(HealthDay)—Changing from intravenous to oral antibiotic treatment is non-inferior to continued intravenous antibiotic treatment among patients with endocarditis on the left side of the heart, according to a study published online Aug. 28 in the New England Journal of Medicine. The research was published to coincide with the European Society of Cardiology Congress 2018, held from Aug. 25 to 29 in Munich.
Kasper Iversen, M.D., D.M.Sc., from the Herlev-Gentofte University Hospital in Denmark, and colleagues randomized 400 adults in stable condition who had endocarditis on the left side of the heart and were being treated with intravenous antibiotics to either continue intravenous treatment or switch to oral antibiotics (199 and 201 patients, respectively). Antibiotic treatment was administered intravenously for at least 10 days. Patients in the orally treated group were discharged to outpatient treatment if feasible.

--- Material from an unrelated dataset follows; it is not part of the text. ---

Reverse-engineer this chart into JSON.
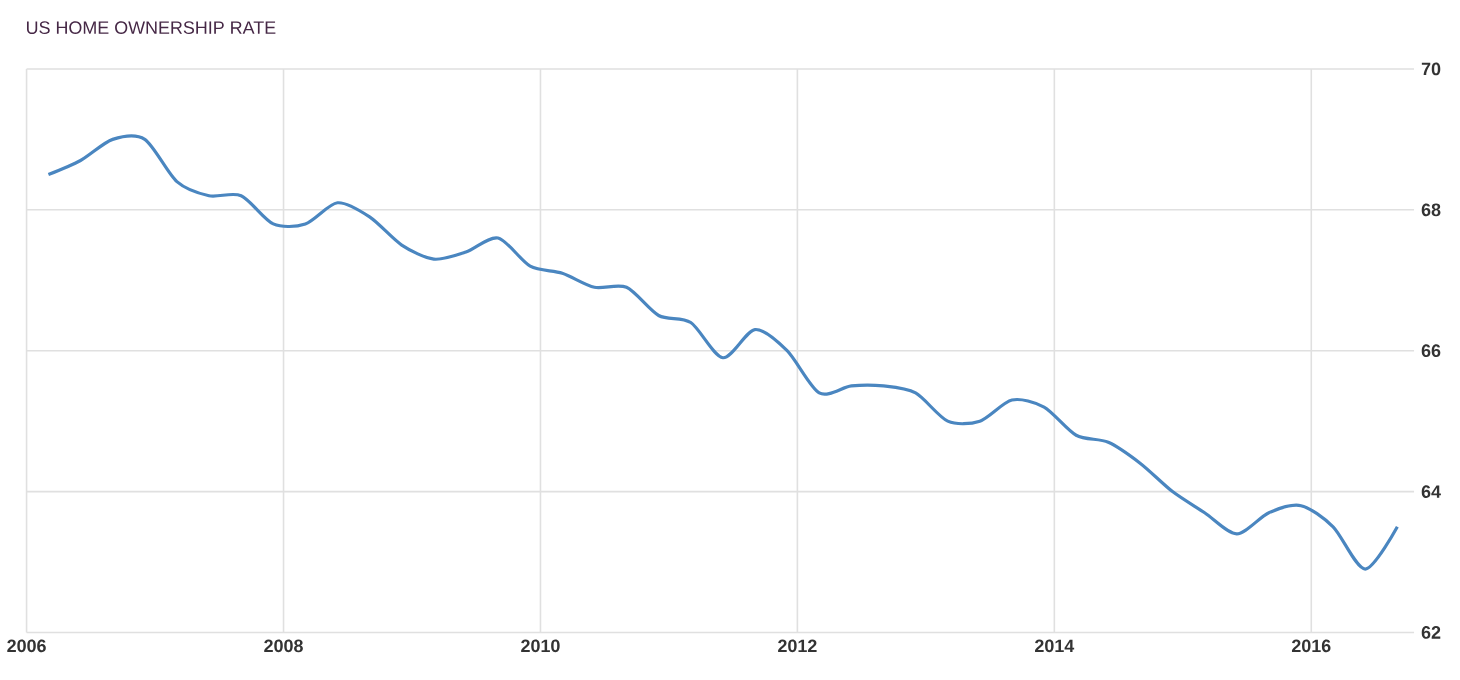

Antibiotic treatment was completed after a median of 19 and 17 days after randomization in the intravenously treated and orally treated groups, respectively (P = 0.48). The researchers found that the primary composite outcome of all-cause mortality, unplanned cardiac surgery, embolic events, or relapse of bacteremia with the primary pathogen occurred in 12.1 and 9 percent of patients in the intravenously and orally treated groups, respectively (between-group difference, 3.1 percentage points; 95 percent confidence interval, −3.4 to 9.6; P = 0.4), which met the criteria for non-inferiority.
“In patients with endocarditis on the left side of the heart who were in stable condition, changing to oral antibiotic treatment was non-inferior to continued intravenous antibiotic treatment,” the authors write.